Analysts say the global economy is in a new world of inflationary volatility, even as the latest Fed comments and US CPI data point to progress towards deflation. The spike in ocean freight rates, along with air freight, is a reminder of that. The market is seeing weak demand with container bookings down 48% and abundant supply with vessel capacity up 2.6%, but carriers as a whole are booming with rates up as much as 140%.

Spot air freight rates from China to North America rose 43% year-on-year in May to $4.88 per kilogram, according to transport intelligence firm Xeneta. Global spot air freight rates in May rose 9% year-on-year to $2.58 per kilogram.

Rising demand is a factor in the air cargo market. Xeneta said the global air cargo market is on track for double-digit volume growth by 2024, after demand surged +12% year-on-year in May.

Companies from Apple to Chinese retailers Temu and Shein to semiconductor companies are using air freight as their preferred option for shipping products. If the costs persist through the end of the summer, that would put upward pressure on prices for Apple and its chip products that are shipped to end users and consumers.

Disruptions to ocean container services will have an impact on air freight. Since 98% of the world’s goods are transported by sea, even a 0.2% change would result in a 10% increase in air freight volumes. This shows how sensitive air freight can be to disruptions at sea.

While global spot rates rose 9% in May from a year earlier, not all major trade routes around the world saw such a rise in spot rates. Trade from Europe to North America fell 21%. Container bookings and shipping orders from shippers to ocean carriers fell 48% month-on-month, according to ocean freight data from Freight Waves.

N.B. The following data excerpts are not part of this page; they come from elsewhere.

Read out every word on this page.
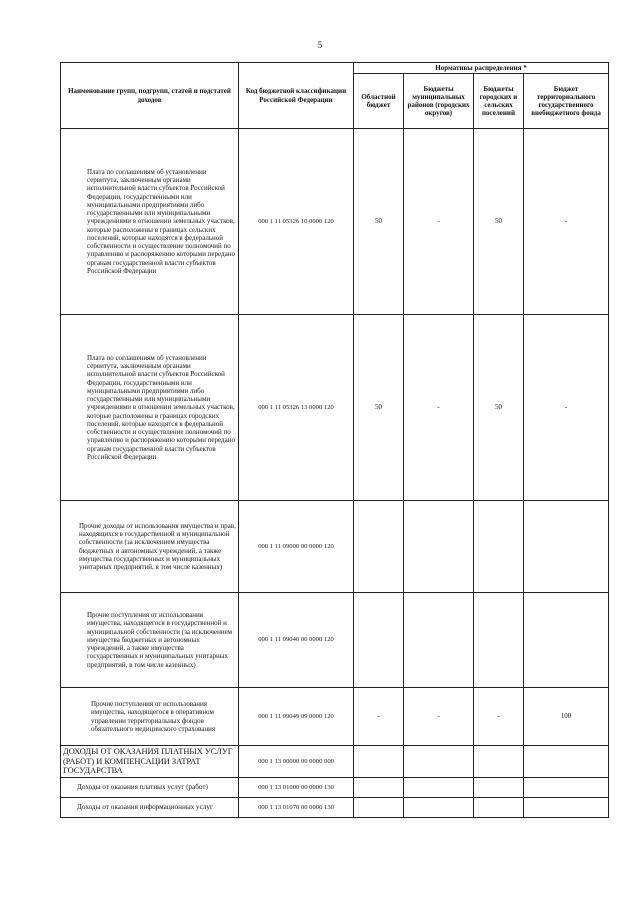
5
Наименование групп, подгрупп, статей и подстатей доходов	Код бюджетной классификации Российской Федерации	Нормативы распределения *			
		Областной бюджет	Бюджеты муниципальных районов (городских округов)	Бюджеты городских и сельских поселений	Бюджет территориального государственного внебюджетного фонда
Плата по соглашениям об установлении сервитута, заключенным органами исполнительной власти субъектов Российской Федерации, государственными или муниципальными предприятиями либо государственными или муниципальными учреждениями в отношении земельных участков, которые расположены в границах сельских поселений, которые находятся в федеральной собственности и осуществление полномочий по управлению и распоряжению которыми передано органам государственной власти субъектов Российской Федерации	000 1 11 05326 10 0000 120	50	-	50	-
Плата по соглашениям об установлении сервитута, заключенным органами исполнительной власти субъектов Российской Федерации, государственными или муниципальными предприятиями либо государственными или муниципальными учреждениями в отношении земельных участков, которые расположены в границах городских поселений, которые находятся в федеральной собственности и осуществление полномочий по управлению и распоряжению которыми передано органам государственной власти субъектов Российской Федерации	000 1 11 05326 13 0000 120	50	-	50	-
Прочие доходы от использования имущества и прав, находящихся в государственной и муниципальной собственности (за исключением имущества бюджетных и автономных учреждений, а также имущества государственных и муниципальных унитарных предприятий, в том числе казенных)	000 1 11 09000 00 0000 120				
Прочие поступления от использования имущества, находящегося в государственной и муниципальной собственности (за исключением имущества бюджетных и автономных учреждений, а также имущества государственных и муниципальных унитарных предприятий, в том числе казенных)	000 1 11 09040 00 0000 120				
Прочие поступления от использования имущества, находящегося в оперативном управлении территориальных фондов обязательного медицинского страхования	000 1 11 09049 09 0000 120	-	-	-	100
ДОХОДЫ ОТ ОКАЗАНИЯ ПЛАТНЫХ УСЛУГ (РАБОТ) И КОМПЕНСАЦИИ ЗАТРАТ ГОСУДАРСТВА	000 1 13 00000 00 0000 000				
Доходы от оказания платных услуг (работ)	000 1 13 01000 00 0000 130				
Доходы от оказания информационных услуг	000 1 13 01070 00 0000 130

Shipping lines are canceling sailings and about 37% of ocean bookings, creating a tighter market for containers on ships, driving up container prices. Adding to the limited availability of containers is longer transit times through the Red Sea.

Xeneta data tracking ocean freight rates from the Far East to U.S. East, West, and Gulf Coast ports shows a historical trajectory. First, a significant volume of containers will enter North America on larger vessels and through ports that shippers are unfamiliar with, while a higher total of vessels through traditional gateways will crowd out existing supply chain activity.

Port delays are creating a “pinching” effect similar to the ship arrivals that have led to port congestion during the pandemic. Port congestion continues at key ports in China and Southeast Asia. Singapore has been congested for weeks, with ships waiting an average of seven days to enter port. Waiting times have also increased in all major Chinese port regions, with Shanghai and Qingdao having the longest wait times.

The worsening port congestion has crippled about 2 million tonnes of ship capacity, nearly 7% of the fleet, according to container shipping market intelligence firm Linerlytica. This could create significant challenges for shippers: shipping large volumes of containers into North America earlier in the peak season on larger vessels can create congestion at ports. The entry of smaller vessels adds to congestion at ports.